East Side Gallery in Berlin Unbekannte schlagen Wachmann zusammen

Nach den Querelen an der East Side Gallery im Berliner Stadtteil Friedrichshain ist ein Wachmann verletzt worden. Unbekannte drangen nachts in die Baustelle ein und schlugen den Mann nieder.

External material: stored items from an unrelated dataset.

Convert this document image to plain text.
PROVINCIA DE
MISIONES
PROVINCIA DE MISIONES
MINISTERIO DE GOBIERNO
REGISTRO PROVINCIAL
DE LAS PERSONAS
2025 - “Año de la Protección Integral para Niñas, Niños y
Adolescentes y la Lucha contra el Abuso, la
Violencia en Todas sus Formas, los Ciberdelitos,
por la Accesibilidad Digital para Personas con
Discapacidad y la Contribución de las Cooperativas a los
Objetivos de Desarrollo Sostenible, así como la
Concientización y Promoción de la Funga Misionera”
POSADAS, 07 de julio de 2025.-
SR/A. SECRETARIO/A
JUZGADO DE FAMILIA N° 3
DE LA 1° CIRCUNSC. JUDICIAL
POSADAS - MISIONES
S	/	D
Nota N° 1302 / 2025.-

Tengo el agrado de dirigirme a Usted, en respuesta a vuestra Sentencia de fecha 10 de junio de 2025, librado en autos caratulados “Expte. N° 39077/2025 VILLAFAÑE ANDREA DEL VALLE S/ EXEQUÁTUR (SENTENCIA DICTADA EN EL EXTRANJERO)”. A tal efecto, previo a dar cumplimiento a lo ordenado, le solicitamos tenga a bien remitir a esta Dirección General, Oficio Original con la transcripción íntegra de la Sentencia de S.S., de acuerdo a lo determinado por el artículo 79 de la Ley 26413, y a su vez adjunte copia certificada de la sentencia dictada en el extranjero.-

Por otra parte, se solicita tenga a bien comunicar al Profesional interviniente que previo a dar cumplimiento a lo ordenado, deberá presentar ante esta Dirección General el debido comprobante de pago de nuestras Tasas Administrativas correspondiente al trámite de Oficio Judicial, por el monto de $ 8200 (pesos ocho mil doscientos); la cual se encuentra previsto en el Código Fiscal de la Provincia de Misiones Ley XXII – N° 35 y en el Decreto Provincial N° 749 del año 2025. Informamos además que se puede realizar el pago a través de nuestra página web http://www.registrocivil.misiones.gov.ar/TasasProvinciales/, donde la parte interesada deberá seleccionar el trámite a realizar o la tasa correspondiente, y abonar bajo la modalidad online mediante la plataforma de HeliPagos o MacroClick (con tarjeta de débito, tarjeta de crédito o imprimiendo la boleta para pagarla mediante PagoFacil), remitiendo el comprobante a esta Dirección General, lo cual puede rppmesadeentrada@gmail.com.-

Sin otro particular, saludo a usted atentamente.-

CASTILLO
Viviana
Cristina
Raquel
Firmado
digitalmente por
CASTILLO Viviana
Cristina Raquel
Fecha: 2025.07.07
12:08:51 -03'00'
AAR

Polizist an der East Side Gallery in Berlin: Am Sonntag gab es erneut Proteste
DPA

Polizist an der East Side Gallery in Berlin: Am Sonntag gab es erneut Proteste


Berlin - Seit Wochen gibt es Streit wegen der East Side Gallery in Berlin - nun haben Unbekannte einen Wachmann auf dem Baugelände an der Mauer im Stadtteil Friedrichshain zusammengeschlagen. Laut Polizei ertappte der Sicherheitsbeamte am späten Abend sechs dunkel gekleidete Männer, als sie über den Bauzaun an der Mühlenstraße klettern wollten.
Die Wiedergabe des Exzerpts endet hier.